The bigger the tire, the more grip or surface area your truck has to make contact with the road. This contact point is essential anytime you drive, especially if navigating slippery or wet conditions like rain, sand, dirt, or mud. Because of this, many off-roaders opt for larger tires, to improve their control, stability, and handling. More importantly, these benefits aren’t limited to the trail and can give you the confidence to navigate rainy or snowy conditions, knowing your tires are designed to handle the job.

A 35" tire and wheel of a 2024 Chevy Silverado 2500 HD ZR2 is shown.

The Disadvantages: Things to Consider

Is bigger always better? While larger tires have many advantages, there’s a balance between finding a larger tire that enhances your truck without compromising its performance or efficiency. In some cases, you can go too big, and your truck suffers the consequences.

Larger + Heavier = Reduced Efficiency

The stock tires on your truck are factored into its EPA-estimated fuel economy, which is also based on the weight of the truck and its powertrain. Altering that configuration can also impact your truck’s fuel efficiency, especially if you opt for bigger, oversized tires. How so?

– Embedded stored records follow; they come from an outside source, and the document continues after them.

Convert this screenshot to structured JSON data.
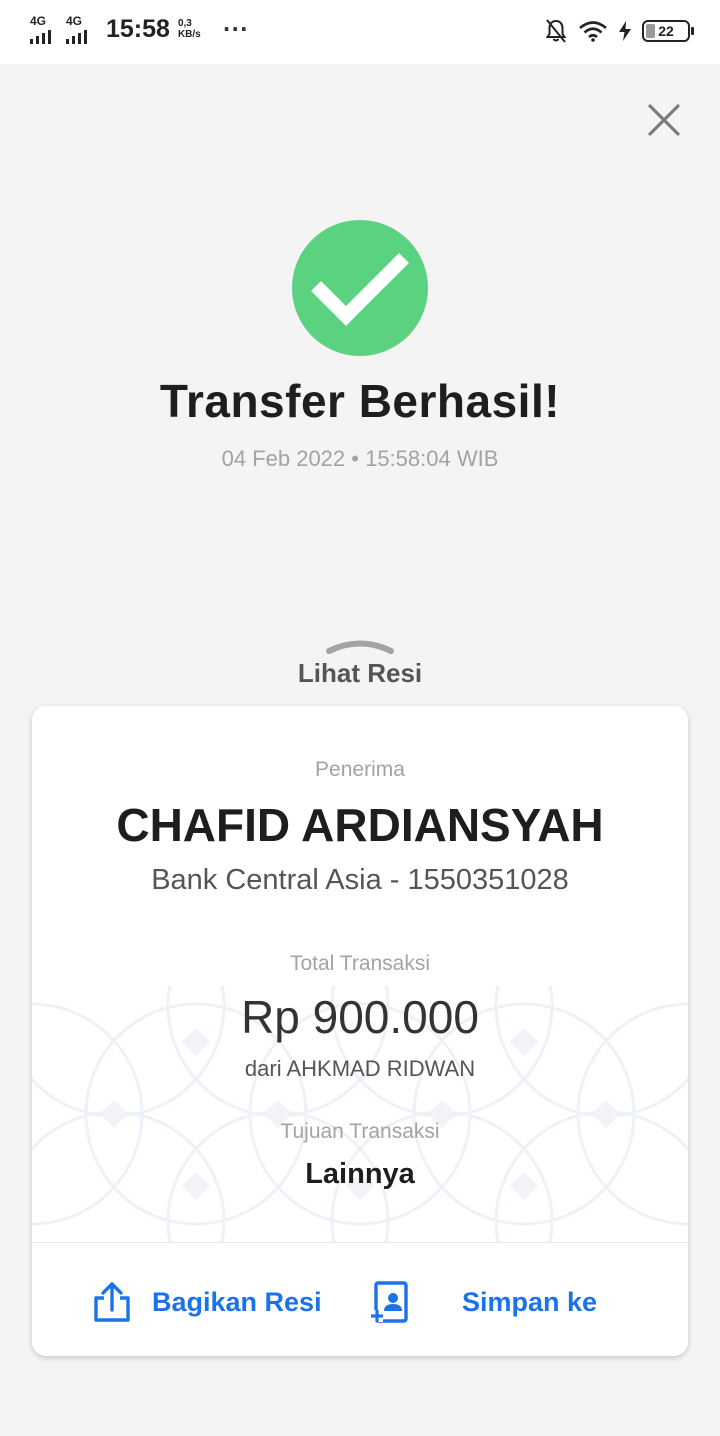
{
  "status_bar": {
    "signal_1": "4G",
    "signal_2": "4G",
    "time": "15:58",
    "speed_value": "0,3",
    "speed_unit": "KB/s",
    "more": "···",
    "battery": "22"
  },
  "success": {
    "title": "Transfer Berhasil!",
    "datetime": "04 Feb 2022 • 15:58:04 WIB"
  },
  "receipt_toggle": {
    "label": "Lihat Resi"
  },
  "receipt": {
    "recipient_label": "Penerima",
    "recipient_name": "CHAFID ARDIANSYAH",
    "recipient_bank": "Bank Central Asia - 1550351028",
    "total_label": "Total Transaksi",
    "amount": "Rp 900.000",
    "sender": "dari AHKMAD RIDWAN",
    "purpose_label": "Tujuan Transaksi",
    "purpose": "Lainnya"
  },
  "actions": {
    "share_label": "Bagikan Resi",
    "save_label": "Simpan ke"
  },
  "colors": {
    "accent": "#1a73e8",
    "success": "#5bd27f"
  }
}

Oversized tires require larger wheels, which adds more weight to your truck and increases the resistance and drag as your truck moves along the road. This additional drag means your engine works harder and burns more fuel, impacting fuel efficiency. For example, your truck may have an EPA-estimated fuel economy of 22 MPG in town, but opting for the biggest tires you can get drops that average to 11 MPG.

Responsiveness Can Suffer

For many truck owners, the point of upgrading to larger tires is to improve handling and capability on different types of terrain, from snow and rain to mud, sand, dirt, and gravel. However, finding the right balance is essential because tires that are too large can impact a truck’s responsiveness and handling.

Anytime you venture beyond the stock tire size, you alter the truck’s configuration and impact its handling. Oversized tires dramatically affect this because they weigh more and have larger surface areas, producing more drag, which yields slower acceleration and braking. Moreover, they can also impact the truck’s steering angle, which is why it’s essential to ensure your larger tires don’t rub against the wheel wells as you turn; you would risk damaging both your truck and your tires.

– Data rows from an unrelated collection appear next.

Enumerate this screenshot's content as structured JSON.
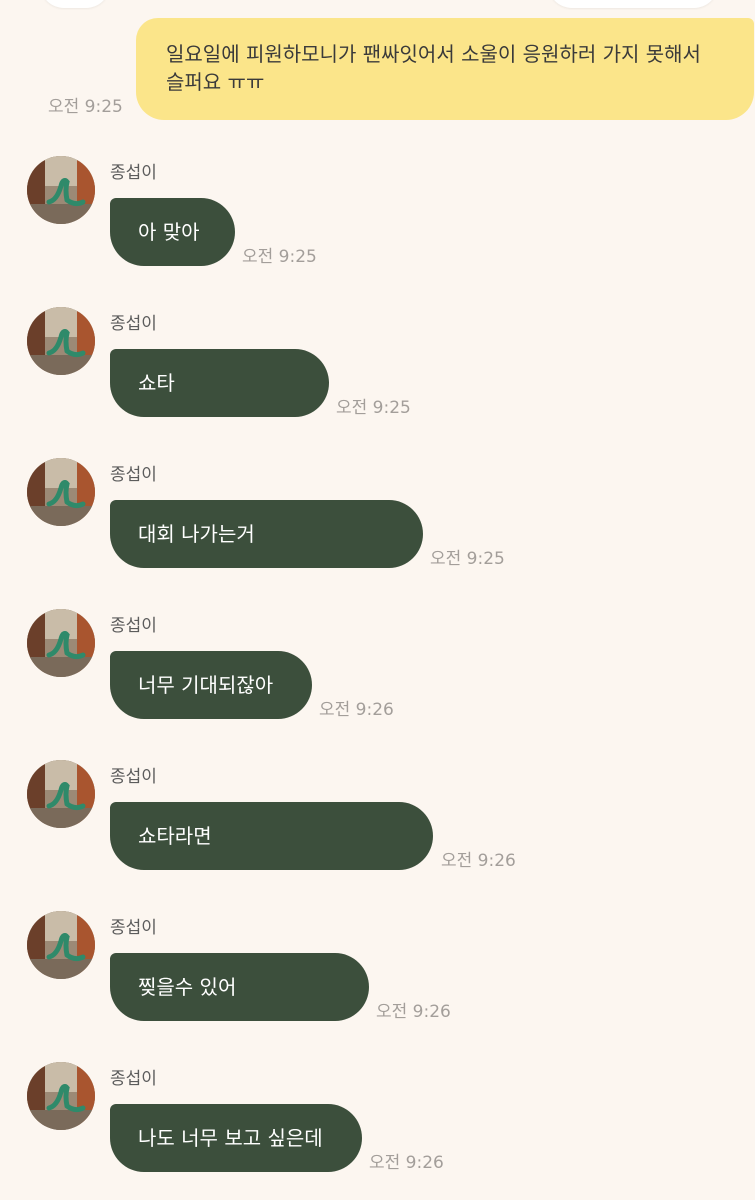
{
  "colors": {
    "background": "#fcf6f0",
    "outgoing_bubble": "#fbe58a",
    "incoming_bubble": "#3c4f3c",
    "timestamp": "#a39e9a"
  },
  "outgoing_message": {
    "text": "일요일에 피원하모니가 팬싸잇어서 소울이 응원하러 가지 못해서 슬퍼요 ㅠㅠ",
    "time": "오전 9:25"
  },
  "messages": [
    {
      "sender": "종섭이",
      "text": "아 맞아",
      "time": "오전 9:25",
      "avatar": "lizard-avatar-icon"
    },
    {
      "sender": "종섭이",
      "text": "쇼타",
      "time": "오전 9:25",
      "avatar": "lizard-avatar-icon"
    },
    {
      "sender": "종섭이",
      "text": "대회 나가는거",
      "time": "오전 9:25",
      "avatar": "lizard-avatar-icon"
    },
    {
      "sender": "종섭이",
      "text": "너무 기대되잖아",
      "time": "오전 9:26",
      "avatar": "lizard-avatar-icon"
    },
    {
      "sender": "종섭이",
      "text": "쇼타라면",
      "time": "오전 9:26",
      "avatar": "lizard-avatar-icon"
    },
    {
      "sender": "종섭이",
      "text": "찢을수 있어",
      "time": "오전 9:26",
      "avatar": "lizard-avatar-icon"
    },
    {
      "sender": "종섭이",
      "text": "나도 너무 보고 싶은데",
      "time": "오전 9:26",
      "avatar": "lizard-avatar-icon"
    }
  ]
}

A mechanic is shown putting a large tire on a Chevy vehicle.

Should You Go Big?

Go big or go home? It’s a question truck owners often ask themselves. Maybe their next truck can be bought at a great price, and they already know the modifications to turn their vision for perfection into reality, but there’s also the question of whether bigger tires are better and necessary.

If you’re in this position, opting for larger tires may be non-negotiable because you love the aesthetic or know it’s necessary for your off-road desires. Whatever the case, it’s essential to shop smart and know your truck’s capabilities and the manufacturer’s recommendations before you dive into the rabbit hole of bigger tires. Anything beyond the recommended tire size will alter your truck’s performance, from the transmission and suspension to fuel efficiency and handling.

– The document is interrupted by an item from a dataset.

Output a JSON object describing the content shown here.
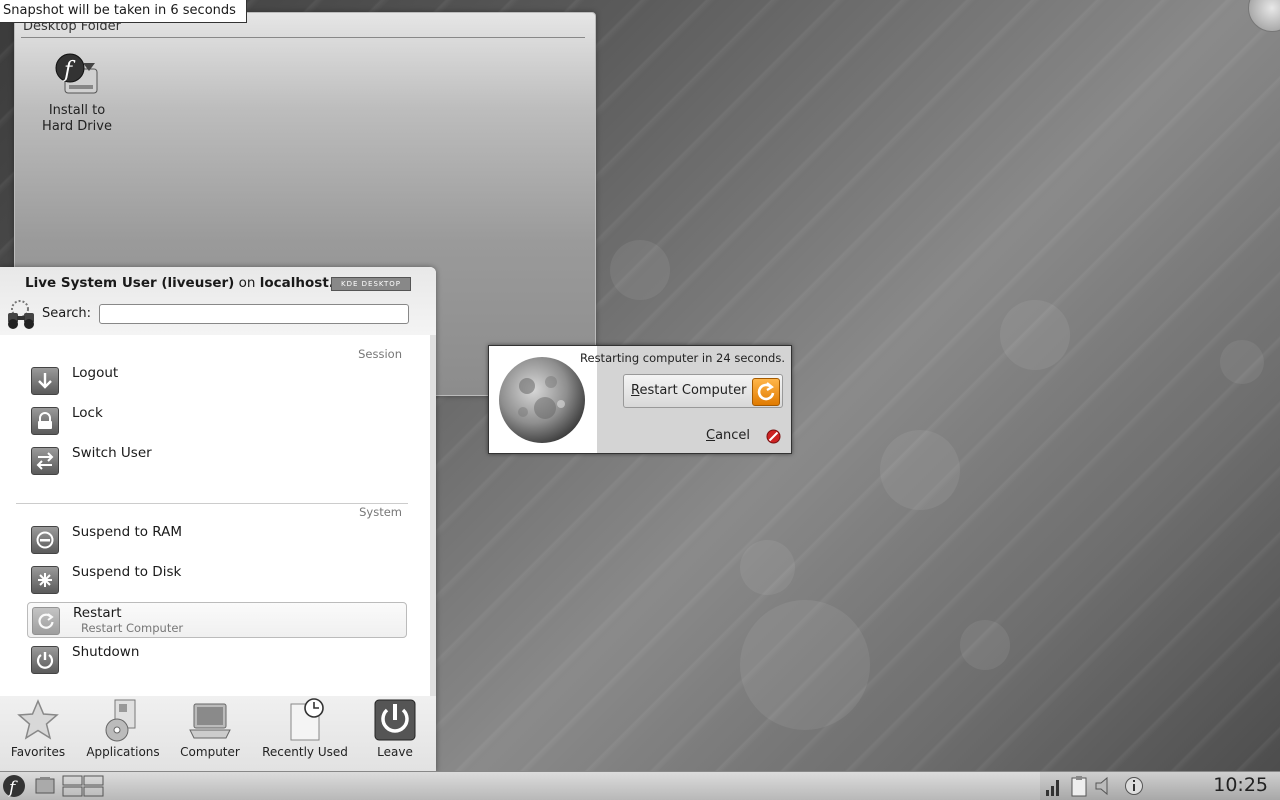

However, this shouldn’t discourage you from bringing your truck dreams to life. After all, most truck owners opt for suspension lifts to accommodate larger tires, getting more bang for their buck in a single service appointment. The best recommendation is to know the tire experts you’re working with and rely on their expertise to help guide your decision and the installation process. From there, it’s a matter of getting behind the wheel and putting it to the test on the open road.